Pemerintah pusat dalam hal ini Kementerian Kesehatan, berkoordinasi dengan
Kementerian Dalam Negeri
dan/atau kementerian/lembaga terkait
lainnya. Selanjutnya sasaran
di lingkup pemerintah daerah ditujukan kepada dinas kesehatan
daerah provinsi/ dinas kesehatan kabupaten/kota.
BAB II
KONSEP MUTU PELAYANAN
KESEHATAN DI FASILITAS
PELAYANAN KESEHATAN
Mutu pelayanan kesehatan mempunyai
keunikan mengingat dari kompleksitas
pelayanan kesehatan, tidak hanya karena pelayanan kesehatan merupakan bundle antara barang dan jasa, akan tetapi juga karena perbedaan hubungan
antara pasien dan pemberi pelayanan,
perbedaan persepsi sehat dan sakit antara pasien dan dokter,
di samping adanya asimetri dalam hubungan pelayanan
kesehatan.
Sampai dengan saat ini terdapat beragam
definisi mengenai mutu pelayanan kesehatan. Salah satu definisi
yang digunakan, mutu pelayanan kesehatan adalah tingkat layanan kesehatan
untuk individu dan masyarakat yang dapat meningkatkan luaran kesehatan yang optimal, diberikan
sesuai dengan standar
pelayanan, dan perkembangan ilmu pengetahuan terkini, serta untuk memenuhi hak dan kewajiban
pasien.
WHO mengembangkan kerangka
kerja mutu pelayanan kesehatan melalui pendekatan
dimensi mutu pelayanan kesehatan, yaitu layanan kesehatan yang efektif, efisien, mudah diakses, dapat
diterima/fokus kepada pasien, adil serta aman.
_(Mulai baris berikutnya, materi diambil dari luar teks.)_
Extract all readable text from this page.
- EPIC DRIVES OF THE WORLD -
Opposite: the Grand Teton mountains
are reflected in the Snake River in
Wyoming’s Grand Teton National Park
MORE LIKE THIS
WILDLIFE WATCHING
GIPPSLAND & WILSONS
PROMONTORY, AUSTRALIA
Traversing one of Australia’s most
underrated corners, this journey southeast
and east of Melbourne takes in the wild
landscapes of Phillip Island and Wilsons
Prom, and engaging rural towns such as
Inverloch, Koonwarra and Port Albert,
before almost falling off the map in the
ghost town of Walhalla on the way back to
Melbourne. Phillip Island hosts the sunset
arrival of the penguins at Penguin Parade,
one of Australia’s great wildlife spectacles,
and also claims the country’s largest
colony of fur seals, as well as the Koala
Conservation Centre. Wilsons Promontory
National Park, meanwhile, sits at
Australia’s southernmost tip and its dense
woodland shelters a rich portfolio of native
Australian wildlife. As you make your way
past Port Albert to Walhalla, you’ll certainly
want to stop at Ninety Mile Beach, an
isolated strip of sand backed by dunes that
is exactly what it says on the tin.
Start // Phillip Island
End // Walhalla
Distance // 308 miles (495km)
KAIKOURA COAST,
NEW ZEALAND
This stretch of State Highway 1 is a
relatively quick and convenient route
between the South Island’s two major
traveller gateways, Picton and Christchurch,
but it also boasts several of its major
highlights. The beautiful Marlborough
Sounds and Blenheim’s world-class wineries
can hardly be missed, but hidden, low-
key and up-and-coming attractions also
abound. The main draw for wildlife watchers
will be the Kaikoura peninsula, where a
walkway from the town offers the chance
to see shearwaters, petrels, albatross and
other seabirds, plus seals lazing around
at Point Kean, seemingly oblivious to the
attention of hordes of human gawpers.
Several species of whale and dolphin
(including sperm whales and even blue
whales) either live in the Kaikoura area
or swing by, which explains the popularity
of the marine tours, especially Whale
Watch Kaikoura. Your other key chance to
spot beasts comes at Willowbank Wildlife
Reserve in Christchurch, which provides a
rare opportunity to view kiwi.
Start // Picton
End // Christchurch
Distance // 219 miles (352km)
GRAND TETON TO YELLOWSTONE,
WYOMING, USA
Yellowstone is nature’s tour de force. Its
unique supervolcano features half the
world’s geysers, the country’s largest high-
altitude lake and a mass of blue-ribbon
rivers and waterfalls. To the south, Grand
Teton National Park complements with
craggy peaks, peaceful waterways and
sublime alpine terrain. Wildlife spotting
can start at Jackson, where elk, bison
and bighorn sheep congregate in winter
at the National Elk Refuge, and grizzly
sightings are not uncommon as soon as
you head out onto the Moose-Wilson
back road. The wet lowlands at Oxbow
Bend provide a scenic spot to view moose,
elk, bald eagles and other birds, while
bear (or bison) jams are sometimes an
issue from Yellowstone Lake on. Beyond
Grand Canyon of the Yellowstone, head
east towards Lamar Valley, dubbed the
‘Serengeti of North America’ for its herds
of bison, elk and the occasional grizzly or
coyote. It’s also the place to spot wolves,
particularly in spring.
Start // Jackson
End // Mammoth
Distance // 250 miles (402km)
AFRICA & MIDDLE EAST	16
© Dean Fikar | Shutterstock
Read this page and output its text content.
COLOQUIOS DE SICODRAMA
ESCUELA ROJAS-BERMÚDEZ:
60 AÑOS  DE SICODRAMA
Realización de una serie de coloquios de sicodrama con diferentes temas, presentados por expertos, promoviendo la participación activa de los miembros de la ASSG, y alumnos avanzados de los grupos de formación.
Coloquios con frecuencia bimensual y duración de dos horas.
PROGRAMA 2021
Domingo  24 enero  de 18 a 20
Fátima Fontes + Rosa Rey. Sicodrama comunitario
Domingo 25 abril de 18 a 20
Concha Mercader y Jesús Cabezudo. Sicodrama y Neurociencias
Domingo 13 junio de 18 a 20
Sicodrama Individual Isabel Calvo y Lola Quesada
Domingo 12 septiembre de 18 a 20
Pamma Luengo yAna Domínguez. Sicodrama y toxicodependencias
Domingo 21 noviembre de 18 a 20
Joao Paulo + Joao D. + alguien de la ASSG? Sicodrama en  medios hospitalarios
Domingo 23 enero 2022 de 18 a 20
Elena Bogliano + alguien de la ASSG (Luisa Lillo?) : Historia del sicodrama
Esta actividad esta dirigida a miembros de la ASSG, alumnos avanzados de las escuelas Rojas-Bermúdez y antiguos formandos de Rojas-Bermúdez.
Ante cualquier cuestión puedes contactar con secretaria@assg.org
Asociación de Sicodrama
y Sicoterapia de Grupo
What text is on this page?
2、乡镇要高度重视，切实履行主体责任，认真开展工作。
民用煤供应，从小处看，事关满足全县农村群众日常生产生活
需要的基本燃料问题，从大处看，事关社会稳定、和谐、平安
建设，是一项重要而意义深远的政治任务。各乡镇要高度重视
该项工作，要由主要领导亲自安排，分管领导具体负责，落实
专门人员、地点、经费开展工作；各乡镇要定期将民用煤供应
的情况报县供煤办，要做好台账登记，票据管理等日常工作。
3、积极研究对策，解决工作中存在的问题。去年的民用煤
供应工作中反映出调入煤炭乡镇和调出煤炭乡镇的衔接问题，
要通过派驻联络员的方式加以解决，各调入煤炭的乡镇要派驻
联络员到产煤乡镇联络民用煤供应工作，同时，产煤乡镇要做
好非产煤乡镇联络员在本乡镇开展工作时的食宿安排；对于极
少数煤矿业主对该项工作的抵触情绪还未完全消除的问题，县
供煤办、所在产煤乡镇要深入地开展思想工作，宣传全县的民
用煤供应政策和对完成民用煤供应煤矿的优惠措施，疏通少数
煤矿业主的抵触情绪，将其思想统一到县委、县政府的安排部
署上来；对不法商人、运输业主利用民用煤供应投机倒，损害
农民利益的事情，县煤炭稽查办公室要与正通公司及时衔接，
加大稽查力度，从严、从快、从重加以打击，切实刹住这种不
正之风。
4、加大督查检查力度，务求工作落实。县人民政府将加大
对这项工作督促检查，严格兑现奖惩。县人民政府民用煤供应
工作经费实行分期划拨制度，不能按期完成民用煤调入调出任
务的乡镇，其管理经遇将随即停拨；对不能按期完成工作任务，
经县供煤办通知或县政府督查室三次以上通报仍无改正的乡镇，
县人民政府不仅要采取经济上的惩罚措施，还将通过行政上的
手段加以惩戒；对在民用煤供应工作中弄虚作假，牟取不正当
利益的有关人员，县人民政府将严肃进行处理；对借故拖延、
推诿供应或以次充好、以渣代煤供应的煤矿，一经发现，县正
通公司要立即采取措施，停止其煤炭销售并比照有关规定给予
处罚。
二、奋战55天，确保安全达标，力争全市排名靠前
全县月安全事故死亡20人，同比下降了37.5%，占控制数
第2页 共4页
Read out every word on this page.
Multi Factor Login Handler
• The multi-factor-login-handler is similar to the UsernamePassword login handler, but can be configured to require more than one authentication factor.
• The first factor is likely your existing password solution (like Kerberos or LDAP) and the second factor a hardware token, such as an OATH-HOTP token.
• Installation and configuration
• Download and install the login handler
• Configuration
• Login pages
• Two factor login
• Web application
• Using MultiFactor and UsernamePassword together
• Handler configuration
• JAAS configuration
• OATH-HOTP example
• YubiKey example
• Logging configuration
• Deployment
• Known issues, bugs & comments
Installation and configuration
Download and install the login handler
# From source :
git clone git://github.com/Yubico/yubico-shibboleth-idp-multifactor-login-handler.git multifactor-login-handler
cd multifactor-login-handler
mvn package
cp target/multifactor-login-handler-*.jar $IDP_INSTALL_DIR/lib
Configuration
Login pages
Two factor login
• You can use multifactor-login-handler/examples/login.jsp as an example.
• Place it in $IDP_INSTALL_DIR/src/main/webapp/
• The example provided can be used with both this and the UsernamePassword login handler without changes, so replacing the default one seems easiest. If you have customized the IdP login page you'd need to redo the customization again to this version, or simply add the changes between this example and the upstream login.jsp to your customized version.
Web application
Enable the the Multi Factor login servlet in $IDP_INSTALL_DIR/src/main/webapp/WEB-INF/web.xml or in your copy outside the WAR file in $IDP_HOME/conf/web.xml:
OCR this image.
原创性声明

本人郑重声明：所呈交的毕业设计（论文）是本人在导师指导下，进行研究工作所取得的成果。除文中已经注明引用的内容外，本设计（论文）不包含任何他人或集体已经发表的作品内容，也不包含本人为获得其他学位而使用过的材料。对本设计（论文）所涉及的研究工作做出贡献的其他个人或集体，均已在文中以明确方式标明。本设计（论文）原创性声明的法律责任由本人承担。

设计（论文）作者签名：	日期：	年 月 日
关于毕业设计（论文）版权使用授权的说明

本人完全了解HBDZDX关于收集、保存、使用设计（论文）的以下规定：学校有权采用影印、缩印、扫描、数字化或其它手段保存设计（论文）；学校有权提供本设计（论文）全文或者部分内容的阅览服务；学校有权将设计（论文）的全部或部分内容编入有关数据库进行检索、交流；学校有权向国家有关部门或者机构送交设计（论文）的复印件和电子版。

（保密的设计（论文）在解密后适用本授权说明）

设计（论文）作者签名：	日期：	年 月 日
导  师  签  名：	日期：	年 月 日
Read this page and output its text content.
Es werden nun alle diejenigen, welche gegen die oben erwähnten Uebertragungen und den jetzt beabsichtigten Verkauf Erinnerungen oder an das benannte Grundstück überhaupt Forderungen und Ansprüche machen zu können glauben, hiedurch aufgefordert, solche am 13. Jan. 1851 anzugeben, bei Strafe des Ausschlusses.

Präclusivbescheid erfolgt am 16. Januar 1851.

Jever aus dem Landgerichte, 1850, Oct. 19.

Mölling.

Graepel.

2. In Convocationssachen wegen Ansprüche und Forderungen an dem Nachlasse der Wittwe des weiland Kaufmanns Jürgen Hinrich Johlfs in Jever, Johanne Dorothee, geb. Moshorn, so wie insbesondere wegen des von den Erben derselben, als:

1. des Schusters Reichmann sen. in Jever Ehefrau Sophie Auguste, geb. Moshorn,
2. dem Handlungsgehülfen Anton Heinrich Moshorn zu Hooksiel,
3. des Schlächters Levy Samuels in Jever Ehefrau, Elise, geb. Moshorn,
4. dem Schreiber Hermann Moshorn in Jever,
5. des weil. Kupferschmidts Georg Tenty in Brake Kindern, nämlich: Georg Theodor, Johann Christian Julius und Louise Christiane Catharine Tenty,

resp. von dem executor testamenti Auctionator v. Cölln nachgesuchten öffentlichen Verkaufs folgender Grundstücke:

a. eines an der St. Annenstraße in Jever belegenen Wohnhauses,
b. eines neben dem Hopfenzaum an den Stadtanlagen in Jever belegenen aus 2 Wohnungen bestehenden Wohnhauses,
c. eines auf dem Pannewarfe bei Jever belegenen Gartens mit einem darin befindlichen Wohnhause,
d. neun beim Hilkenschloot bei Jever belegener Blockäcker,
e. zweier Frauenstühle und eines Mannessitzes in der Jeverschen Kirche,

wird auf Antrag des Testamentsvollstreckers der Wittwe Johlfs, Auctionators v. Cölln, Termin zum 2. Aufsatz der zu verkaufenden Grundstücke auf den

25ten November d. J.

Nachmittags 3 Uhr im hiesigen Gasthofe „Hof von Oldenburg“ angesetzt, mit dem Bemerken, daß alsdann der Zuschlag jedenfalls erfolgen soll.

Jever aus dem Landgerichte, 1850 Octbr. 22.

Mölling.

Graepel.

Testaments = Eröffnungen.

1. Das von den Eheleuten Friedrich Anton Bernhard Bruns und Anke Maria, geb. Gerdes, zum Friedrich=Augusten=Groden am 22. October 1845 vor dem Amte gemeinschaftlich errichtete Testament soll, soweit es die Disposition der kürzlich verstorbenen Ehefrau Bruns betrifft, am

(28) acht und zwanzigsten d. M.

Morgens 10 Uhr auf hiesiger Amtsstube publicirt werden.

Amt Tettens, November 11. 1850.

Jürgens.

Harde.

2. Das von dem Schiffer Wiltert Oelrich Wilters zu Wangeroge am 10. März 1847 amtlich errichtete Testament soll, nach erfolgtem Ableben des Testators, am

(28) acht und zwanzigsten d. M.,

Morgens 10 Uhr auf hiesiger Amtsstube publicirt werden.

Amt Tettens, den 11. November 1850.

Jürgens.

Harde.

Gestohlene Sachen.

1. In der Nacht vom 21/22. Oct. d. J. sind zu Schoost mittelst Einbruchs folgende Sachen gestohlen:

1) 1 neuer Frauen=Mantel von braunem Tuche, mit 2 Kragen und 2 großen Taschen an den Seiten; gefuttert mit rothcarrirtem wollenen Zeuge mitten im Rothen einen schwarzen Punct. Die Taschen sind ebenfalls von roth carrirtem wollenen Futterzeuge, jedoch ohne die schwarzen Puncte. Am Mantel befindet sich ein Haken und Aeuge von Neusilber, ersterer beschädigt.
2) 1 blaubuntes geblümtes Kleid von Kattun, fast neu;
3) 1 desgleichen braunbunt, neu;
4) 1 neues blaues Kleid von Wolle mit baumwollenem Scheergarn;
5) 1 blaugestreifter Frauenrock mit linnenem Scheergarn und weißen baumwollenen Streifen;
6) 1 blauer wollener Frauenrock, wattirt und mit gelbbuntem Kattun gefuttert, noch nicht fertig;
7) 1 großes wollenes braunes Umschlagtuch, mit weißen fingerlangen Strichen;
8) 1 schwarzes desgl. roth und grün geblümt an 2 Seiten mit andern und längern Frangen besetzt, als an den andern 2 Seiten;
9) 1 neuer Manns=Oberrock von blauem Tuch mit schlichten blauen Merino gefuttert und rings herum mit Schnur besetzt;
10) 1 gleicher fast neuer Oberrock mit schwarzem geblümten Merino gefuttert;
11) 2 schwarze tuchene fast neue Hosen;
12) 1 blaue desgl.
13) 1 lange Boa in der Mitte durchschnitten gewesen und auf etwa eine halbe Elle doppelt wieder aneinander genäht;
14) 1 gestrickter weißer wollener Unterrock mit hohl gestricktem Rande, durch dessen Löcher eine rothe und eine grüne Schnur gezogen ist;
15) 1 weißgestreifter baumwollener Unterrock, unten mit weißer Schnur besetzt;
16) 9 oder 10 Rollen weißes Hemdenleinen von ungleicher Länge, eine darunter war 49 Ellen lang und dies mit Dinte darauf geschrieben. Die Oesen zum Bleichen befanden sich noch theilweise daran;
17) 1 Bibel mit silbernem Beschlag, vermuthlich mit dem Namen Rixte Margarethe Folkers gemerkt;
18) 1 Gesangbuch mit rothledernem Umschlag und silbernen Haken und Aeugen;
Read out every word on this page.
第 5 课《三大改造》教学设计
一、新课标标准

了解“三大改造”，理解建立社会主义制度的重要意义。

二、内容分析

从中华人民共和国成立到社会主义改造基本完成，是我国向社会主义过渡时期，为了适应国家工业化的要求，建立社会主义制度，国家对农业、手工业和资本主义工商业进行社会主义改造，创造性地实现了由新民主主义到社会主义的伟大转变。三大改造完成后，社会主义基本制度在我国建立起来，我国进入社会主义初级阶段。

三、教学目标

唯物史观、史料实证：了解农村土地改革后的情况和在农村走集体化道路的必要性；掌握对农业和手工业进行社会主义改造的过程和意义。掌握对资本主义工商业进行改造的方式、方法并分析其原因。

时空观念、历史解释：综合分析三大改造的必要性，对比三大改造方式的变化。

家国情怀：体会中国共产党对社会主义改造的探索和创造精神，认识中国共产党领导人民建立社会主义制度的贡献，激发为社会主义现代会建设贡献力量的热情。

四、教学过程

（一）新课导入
Dimensi mutu pelayanan kesehatan ini kemudian berkembang menjadi tujuh dimensi, yaitu efektif (effective), keselamatan (safe), berorientasi kepada pasien/pengguna layanan (people-centred), tepat waktu (timely), efisien
(efficient), adil (equitable) dan terintegrasi (integrated).
Dimensi mutu pelayanan kesehatan
di Indonesia disepakati
mengacu pada tujuh dimensi
yang digunakan oleh WHO dan lembaga internasional lain, yaitu sebagai berikut:
1.
Efektif: menyediakan pelayanan kesehatan
yang berbasis bukti kepada masyarakat.
2.
Keselamatan: meminimalkan
terjadinya kerugian (harm), termasuk
cedera dan kesalahan medis yang
dapat dicegah, pada pasien-masyarakat yang menerima pelayanan.
3.
Berorientasi pada pasien/pengguna layanan
(people-centred): menyediakan pelayanan yang sesuai dengan preferensi, kebutuhan dan nilai-nilai individu.
4.
Tepat waktu: mengurangi waktu tunggu dan keterlambatan pemberian
pelayanan kesehatan.
5.
Efisien: mengoptimalkan pemanfaatan sumber daya yang tersedia dan mencegah pemborosan
termasuk alat kesehatan, obat, energi dan ide.
6.
Adil: menyediakan pelayanan yang seragam tanpa membedakan jenis kelamin, suku,
etnik, tempat tinggal,
agama, dan status
sosial ekonomi.
7.
Terintegrasi: menyediakan pelayanan yang terkoordinasi lintas fasilitas pelayanan kesehatan dan pemberi
pelayanan, serta menyediakan pelayanan kesehatan pada seluruh siklus kehidupan.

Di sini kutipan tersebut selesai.